Licht, Öffis und Melonen in der Wiener Secession

Die Wiener Secession richtet den Scheinwerfer auf das filmische Licht: Mit der ersten Werkschau des belgischen Künstlers David Claerbout in Österreich rücken kleine cinematische Preziosen in den Fokus, die den Betrachter im Hauptraum des Ausstellungshauses zu einer Reflexion über Licht und Zeit verführen. Empfangen wird der Besucher allerdings von Wassermelonen.

Zwei überdimensionale Stücke der Kürbisgewächse thronen derzeit in den Schildkrötenvasen Robert Oerleys vor dem Jugendstilbau. Sie stimmen mit Augenzwinkern auf die zweite neue Schau, „Not Moscow not Mecca“ des Kollektivs Slavs and Tatars, ein. Sie sinnieren humorvoll mit überdimensionalen Obstskulpturen wie einem Quitten-Globus über Zentralasien und Europa, den Islam und die Moderne, Orient und Okzident. Neben verschiedenen Früchten wie Maulbeere oder Granatapfel gehört für sie auch die Wassermelone dazu, die sich eben vor der Secession findet.

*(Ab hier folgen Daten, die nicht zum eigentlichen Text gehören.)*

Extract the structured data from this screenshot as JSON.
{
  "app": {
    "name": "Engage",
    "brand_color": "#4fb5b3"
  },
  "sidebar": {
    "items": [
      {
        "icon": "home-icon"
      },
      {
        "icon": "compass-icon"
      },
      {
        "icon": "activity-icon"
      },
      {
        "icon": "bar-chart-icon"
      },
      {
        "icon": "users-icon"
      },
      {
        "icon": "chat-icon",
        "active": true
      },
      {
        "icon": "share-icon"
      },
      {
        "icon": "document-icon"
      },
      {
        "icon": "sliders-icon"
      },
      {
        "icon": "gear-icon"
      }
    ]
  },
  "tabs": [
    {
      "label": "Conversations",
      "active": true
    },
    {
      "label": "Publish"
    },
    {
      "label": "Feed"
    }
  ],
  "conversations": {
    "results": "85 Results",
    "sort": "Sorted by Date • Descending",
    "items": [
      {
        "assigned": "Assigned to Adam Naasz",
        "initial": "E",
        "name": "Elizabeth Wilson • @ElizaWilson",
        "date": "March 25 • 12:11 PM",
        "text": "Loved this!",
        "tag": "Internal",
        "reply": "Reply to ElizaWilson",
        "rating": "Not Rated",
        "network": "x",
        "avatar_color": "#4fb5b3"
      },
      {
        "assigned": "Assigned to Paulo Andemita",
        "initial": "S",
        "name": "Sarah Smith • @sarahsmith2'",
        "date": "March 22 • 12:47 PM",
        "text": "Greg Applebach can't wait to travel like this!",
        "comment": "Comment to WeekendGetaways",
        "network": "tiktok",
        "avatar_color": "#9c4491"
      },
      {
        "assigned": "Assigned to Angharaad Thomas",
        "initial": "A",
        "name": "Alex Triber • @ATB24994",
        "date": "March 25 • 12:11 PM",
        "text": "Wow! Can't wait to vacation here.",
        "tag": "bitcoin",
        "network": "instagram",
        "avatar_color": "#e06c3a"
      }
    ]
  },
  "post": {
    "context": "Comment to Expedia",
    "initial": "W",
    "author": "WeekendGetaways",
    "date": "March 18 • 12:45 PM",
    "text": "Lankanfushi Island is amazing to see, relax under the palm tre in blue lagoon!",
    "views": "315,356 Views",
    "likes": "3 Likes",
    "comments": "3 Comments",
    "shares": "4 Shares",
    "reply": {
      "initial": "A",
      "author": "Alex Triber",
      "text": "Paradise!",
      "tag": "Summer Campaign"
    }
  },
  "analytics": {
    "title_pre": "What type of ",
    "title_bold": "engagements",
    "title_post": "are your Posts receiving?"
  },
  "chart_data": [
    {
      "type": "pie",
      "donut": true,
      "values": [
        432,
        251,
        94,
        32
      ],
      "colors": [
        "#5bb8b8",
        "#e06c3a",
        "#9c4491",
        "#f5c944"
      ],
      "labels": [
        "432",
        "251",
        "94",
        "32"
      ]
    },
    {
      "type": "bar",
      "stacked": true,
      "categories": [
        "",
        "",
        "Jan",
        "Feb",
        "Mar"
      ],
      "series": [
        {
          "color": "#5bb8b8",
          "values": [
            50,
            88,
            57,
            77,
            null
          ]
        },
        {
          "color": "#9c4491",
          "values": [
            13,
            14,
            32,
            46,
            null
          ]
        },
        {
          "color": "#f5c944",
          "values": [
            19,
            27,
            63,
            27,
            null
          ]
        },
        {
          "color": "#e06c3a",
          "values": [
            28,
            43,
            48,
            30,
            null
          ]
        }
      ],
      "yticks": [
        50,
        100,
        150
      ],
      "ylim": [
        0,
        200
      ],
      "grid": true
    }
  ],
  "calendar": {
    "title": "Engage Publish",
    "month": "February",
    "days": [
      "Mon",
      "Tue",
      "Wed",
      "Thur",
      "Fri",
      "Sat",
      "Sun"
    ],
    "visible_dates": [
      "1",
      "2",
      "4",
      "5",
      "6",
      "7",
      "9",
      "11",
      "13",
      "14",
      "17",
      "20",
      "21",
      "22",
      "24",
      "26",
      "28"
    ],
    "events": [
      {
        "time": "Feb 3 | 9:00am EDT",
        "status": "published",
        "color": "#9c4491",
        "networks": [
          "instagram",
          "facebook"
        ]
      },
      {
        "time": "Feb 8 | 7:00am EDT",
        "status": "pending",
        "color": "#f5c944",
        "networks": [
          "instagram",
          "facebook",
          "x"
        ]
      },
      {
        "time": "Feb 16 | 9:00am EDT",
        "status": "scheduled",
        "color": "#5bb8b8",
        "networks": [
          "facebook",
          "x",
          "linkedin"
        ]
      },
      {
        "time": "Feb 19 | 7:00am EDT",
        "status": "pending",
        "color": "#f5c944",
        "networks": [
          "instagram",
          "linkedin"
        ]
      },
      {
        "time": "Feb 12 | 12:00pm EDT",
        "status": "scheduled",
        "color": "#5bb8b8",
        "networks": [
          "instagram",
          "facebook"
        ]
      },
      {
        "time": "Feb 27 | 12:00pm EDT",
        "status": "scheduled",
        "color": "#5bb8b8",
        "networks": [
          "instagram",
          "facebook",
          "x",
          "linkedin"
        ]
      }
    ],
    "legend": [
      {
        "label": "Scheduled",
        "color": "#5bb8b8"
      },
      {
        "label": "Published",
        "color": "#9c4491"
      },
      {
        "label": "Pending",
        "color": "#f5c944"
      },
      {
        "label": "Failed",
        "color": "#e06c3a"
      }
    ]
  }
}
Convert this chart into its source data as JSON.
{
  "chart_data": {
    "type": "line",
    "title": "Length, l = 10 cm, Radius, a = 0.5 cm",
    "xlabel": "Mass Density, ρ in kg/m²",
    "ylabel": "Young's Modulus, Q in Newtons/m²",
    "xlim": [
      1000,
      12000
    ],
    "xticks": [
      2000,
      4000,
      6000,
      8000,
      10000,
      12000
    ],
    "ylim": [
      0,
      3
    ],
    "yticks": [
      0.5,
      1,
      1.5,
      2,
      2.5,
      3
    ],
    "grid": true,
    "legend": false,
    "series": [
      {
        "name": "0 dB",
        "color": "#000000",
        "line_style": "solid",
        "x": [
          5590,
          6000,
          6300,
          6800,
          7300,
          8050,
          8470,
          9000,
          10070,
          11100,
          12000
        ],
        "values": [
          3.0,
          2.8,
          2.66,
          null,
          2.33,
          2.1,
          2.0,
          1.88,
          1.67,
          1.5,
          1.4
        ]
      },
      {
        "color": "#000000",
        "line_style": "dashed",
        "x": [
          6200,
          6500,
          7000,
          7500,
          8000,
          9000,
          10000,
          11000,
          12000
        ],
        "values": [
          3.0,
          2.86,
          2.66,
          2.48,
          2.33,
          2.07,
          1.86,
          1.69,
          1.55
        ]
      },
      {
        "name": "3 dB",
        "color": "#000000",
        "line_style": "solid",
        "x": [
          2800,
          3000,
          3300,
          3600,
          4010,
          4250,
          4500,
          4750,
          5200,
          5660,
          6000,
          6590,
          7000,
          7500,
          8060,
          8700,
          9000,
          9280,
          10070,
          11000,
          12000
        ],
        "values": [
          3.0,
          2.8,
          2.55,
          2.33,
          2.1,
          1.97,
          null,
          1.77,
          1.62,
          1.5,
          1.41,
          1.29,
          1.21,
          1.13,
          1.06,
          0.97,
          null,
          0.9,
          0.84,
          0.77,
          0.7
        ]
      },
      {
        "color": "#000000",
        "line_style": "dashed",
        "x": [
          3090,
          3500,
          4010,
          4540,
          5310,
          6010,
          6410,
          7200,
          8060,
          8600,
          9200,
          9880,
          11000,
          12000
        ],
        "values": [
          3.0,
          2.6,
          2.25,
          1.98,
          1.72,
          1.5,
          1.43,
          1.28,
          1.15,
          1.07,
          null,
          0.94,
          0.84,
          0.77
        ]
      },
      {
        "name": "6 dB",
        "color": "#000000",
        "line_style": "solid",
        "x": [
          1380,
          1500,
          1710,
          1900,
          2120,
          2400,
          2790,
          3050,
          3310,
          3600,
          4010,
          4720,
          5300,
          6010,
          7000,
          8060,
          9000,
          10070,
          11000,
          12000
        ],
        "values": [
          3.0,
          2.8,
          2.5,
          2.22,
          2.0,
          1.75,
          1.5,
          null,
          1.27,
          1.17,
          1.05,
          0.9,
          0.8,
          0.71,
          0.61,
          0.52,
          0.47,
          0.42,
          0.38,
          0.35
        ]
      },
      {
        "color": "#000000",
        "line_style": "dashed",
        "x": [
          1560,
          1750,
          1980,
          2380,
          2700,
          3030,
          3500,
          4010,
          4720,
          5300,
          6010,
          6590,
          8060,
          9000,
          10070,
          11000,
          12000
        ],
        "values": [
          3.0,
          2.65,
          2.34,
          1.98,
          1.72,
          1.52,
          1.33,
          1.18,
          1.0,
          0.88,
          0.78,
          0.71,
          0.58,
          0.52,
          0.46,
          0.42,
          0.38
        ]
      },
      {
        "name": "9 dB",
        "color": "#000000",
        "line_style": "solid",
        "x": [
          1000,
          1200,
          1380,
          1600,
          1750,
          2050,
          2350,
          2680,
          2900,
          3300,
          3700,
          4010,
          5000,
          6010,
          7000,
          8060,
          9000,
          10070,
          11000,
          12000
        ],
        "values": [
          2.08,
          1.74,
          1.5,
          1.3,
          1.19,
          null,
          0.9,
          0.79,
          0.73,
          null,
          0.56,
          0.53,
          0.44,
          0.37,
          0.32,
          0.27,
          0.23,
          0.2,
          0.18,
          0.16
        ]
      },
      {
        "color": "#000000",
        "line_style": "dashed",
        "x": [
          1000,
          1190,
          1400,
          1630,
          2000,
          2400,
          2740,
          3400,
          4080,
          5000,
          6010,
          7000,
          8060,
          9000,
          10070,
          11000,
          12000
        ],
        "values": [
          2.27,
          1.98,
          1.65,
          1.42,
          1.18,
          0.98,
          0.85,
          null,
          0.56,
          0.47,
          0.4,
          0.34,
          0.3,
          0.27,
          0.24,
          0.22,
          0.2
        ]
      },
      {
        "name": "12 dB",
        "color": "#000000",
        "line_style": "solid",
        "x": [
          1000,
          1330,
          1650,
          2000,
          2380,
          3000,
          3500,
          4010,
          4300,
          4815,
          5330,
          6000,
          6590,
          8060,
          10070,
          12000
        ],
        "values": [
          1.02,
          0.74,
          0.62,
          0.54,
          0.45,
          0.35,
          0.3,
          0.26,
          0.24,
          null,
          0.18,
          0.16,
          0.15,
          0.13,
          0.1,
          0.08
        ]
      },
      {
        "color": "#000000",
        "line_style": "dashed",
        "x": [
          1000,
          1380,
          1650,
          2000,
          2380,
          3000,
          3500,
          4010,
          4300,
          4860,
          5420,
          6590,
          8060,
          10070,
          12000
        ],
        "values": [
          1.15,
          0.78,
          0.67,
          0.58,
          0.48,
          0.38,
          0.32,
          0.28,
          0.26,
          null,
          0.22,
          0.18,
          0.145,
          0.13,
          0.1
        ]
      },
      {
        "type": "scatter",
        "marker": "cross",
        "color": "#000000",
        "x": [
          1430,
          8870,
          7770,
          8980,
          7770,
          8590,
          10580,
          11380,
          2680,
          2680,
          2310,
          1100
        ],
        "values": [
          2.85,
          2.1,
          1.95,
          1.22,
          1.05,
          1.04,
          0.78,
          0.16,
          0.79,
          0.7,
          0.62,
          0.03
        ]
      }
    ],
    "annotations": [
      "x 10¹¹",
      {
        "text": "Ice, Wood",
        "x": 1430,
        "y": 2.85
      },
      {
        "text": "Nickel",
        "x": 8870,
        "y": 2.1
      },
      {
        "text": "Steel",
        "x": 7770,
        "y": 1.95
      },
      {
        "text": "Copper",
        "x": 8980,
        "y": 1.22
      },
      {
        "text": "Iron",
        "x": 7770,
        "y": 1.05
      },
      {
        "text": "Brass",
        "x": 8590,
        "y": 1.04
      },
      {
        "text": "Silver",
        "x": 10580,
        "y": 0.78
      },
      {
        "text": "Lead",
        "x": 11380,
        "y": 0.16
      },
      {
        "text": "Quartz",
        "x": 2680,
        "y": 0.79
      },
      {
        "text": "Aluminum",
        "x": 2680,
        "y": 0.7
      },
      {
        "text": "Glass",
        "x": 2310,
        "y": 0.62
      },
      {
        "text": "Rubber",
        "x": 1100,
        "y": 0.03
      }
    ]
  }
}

Das Opus Magnum der Wiener Schau ist „Bordeaux Piece“. Dabei hat der Belgier im Laufe eines Monats einen zehnminütigen Kurzfilm 75 Mal exakt nachgedreht. Einzig die Tageszeit des Drehs wanderte sukzessive von 5.30 Uhr auf 22 Uhr. Und so wird das kleine Beziehungsspiel dreier Protagonisten nun in Wien gezeigt. Claerbout zeigte sich dabei am Mittwoch von der Installation im schwarzen Projektionssaal begeistert. „Davon träume ich schon seit Jahren - aber ich habe nie die Leute getroffen, die verrückt genug waren, es umzusetzen.“

Als wahrer Secessionist erweist sich hingegen der deutsche Künstler Stephan Dillemuth, der für die dritte kleine Schau in der Secession verantwortlich zeichnet. Unter dem Titel „Öffentliche Verkehrsmittel“ hat er sich in den rechten Seitenraum des Hauses zurückgezogen, der von der Secession selbst nicht, sondern nur von außen begehbar ist. „Ich habe mich secessioniert“, so Dillemuth.